Девушка выглядела удивленной.
— Знаете, именно это я себе сказала, когда доктор Холмс предложил мне работу. Вы очень умный, мистер Би. Вы знаете это?
— Благодарю вас, — сухо сказал Джекоб. — Чем старее, тем мудрее.
Он отхлебнул глоток чая и скорчил гримасу.
— Ох! Ужасно! Уберите. — Он вздрогнул под одеялами.
— Вы бы лучше его выпили, — заметила девушка.
— Уберите это от меня, — повторил Джекоб нетерпеливо.
— Порой вы просто как маленький мальчик!
— Ну что ж, я маленький мальчик, а вы — маленькая девочка. Но лучше поговорим о вас. — Он принялся поправлять подушки, но остановился, когда девушка подошла помочь ему.
— Скажите мне, Франсез, — сказал он, когда ее лицо приблизилось к нему, — вы уже подобрали себе мужа?
— Мистер Би! Это слишком личный вопрос, чтобы задавать его девушке.
— Значит, я задаю личный вопрос. Если вы не можете ответить мне, то кому можете? Разве я скажу кому-нибудь? Да и кому рассказать? Ваш доктор-специалист даже не позволяет мне держать у постели телефон, чтобы хоть иногда перезваниваться с маклером. Якобы для меня будет слишком большим ударом, если я узнаю, что потерял несколько тысяч долларов. Он не понимает, что я и по газетам могу с точностью до пенни сказать, сколько я приобрел или потерял… Так что скажите мне, — улыбнулся он доверительно, — как выглядит ваш любовник?
— Мистер Би! Будущий муж — это одно, но любовник… — Она взбила последнюю подушку и прошла к стулу у окна. — Интересно, какой же вы меня считаете?
Джекоб пожал плечами.
— Я считаю вас милой молодой девушкой. Но милые молодые девушки сегодня несколько иные, чем милые девушки пятьдесят лет назад. Я не говорю: хуже или лучше. Я говорю — иные. Я разбираюсь в этом. В конце концов, вы всего на несколько лет моложе моей жены. Мне известно, что мужчинам нравится смотреть на нее, поэтому я знаю, что им нравится смотреть и на вас.
— Но ваша жена красивая. Действительно! Я думаю, она самая потрясающая женщина из всех, что я встречала!
— Тем лучше для нее, — сказал Джекоб. — Так что расскажите мне о своем любовнике,
— Ну что ж, — с явным удовольствием начала девушка. — В общем-то это пока неопределенно. То есть я хочу сказать, что мы еще не договорились о сроках и тому подобное…

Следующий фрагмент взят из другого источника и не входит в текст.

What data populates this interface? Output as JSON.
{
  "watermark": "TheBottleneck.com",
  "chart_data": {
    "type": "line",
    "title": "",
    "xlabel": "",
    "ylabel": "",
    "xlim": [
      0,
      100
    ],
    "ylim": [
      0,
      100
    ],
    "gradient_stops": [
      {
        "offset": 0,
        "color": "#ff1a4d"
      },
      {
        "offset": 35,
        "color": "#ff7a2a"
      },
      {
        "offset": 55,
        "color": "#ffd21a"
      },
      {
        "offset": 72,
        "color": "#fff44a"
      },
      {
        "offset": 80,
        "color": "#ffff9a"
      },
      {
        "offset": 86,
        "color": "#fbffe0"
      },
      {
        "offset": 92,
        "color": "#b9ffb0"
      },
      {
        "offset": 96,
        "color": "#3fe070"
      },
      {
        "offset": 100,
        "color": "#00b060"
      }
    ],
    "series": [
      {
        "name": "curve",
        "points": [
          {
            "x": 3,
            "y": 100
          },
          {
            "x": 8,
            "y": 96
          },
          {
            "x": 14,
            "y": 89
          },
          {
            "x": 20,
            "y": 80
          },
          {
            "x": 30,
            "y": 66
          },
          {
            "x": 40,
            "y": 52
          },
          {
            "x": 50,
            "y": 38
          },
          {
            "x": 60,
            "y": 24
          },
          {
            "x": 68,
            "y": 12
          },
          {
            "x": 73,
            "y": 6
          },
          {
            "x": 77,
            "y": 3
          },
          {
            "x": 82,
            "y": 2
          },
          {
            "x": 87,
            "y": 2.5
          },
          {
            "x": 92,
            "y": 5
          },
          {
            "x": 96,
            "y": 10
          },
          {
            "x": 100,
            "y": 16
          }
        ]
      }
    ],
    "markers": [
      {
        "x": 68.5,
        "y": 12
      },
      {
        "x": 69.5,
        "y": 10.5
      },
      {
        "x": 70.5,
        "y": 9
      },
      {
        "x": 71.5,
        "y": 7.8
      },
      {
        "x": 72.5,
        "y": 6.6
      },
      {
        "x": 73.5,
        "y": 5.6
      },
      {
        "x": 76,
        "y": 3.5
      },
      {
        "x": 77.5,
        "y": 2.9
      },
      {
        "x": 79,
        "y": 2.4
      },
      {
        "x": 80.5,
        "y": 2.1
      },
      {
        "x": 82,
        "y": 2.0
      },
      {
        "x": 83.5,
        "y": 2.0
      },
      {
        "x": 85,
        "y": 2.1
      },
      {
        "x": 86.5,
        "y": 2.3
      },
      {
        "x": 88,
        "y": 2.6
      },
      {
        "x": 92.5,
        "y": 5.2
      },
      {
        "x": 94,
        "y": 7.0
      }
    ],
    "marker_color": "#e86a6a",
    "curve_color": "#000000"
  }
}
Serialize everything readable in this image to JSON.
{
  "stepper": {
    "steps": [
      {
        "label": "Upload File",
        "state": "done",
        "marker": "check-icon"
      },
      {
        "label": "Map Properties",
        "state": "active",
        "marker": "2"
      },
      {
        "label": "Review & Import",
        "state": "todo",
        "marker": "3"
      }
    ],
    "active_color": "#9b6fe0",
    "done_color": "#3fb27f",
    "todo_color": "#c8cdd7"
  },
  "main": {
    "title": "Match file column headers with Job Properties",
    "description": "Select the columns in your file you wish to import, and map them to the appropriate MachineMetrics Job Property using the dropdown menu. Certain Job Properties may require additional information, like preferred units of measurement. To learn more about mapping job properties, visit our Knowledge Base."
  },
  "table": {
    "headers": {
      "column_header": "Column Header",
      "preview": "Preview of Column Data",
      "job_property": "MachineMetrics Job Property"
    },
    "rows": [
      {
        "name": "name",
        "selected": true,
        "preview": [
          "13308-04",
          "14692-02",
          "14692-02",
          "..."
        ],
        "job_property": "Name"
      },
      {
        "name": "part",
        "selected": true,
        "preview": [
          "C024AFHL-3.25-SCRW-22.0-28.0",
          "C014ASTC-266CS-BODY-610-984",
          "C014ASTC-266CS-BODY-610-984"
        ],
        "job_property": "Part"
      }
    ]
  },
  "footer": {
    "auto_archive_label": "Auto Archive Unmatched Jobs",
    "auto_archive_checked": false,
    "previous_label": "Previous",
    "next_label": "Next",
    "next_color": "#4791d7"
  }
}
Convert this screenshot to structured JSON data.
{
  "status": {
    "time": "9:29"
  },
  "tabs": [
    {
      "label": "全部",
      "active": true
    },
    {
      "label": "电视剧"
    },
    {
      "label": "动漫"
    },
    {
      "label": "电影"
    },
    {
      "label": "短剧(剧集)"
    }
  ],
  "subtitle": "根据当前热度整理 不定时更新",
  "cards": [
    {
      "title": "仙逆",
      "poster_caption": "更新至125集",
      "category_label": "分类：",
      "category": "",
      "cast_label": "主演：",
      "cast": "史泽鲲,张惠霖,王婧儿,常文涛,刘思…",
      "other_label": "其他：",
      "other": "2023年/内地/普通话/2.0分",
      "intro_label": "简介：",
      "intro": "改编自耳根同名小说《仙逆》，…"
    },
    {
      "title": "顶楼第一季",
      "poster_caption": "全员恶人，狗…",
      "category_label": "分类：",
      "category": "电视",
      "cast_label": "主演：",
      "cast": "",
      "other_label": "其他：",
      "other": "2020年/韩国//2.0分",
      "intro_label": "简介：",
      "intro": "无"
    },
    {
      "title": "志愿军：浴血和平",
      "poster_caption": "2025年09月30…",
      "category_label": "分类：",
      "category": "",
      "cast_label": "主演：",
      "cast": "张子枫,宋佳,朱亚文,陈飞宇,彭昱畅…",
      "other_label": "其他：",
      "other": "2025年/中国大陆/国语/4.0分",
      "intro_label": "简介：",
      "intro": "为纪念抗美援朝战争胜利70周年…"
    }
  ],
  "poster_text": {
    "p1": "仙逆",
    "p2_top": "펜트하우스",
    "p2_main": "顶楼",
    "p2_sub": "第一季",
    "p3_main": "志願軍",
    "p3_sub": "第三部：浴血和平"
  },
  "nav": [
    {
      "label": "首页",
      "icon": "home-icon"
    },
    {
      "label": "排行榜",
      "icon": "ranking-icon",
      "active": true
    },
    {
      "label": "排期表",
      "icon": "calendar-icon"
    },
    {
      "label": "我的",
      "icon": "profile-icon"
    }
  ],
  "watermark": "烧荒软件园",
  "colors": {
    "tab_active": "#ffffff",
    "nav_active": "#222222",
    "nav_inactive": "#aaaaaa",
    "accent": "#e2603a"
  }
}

— Нет, вы договорились, — сказал Джекоб. — Вы не хотите мне сказать, так как боитесь, что я уволю вас прежде, чем вы сами будете готовы уйти.
— Нет, честное слово, мистер Боман.
— Значит, вы не договорились о точной дате свадьбы. Но месяц да определили. Верно? — Он сделал паузу в ожидании возражений. — Верно. Верьте мне, когда я говорю, что разбираюсь в этом. Итак, в каком месяце? Июнь?
— Июль, — с улыбкой призналась девушка.
— Можете расстрелять меня, я ошибся на месяц… Я не стану утруждать себя вопросом, красив ли он. Я знаю, что да. И сильный тоже.
— Да.
— Но нежный.
Просияв, девушка кивнула.
— Это хорошо, — сказал Джекоб. — Очень важно выйти замуж за мужчину с мягким характером. Но не слишком мягким. Чересчур мягкосердечные позволяют взять себя под каблук. Поверьте мне, я знаю. Раньше я был очень мягким человеком. А знаете, что мне это дало? Ничего, вот что. Поэтому я научился быть другим. Не то чтобы я время от времени не срывался… но каждый раз, когда это случается, я за это плачу. Неудачный брак может быть большой ошибкой. Возможно, самой крупной в жизни. Нужно хорошо знать, что берешь. Но вы же знаете. Правда?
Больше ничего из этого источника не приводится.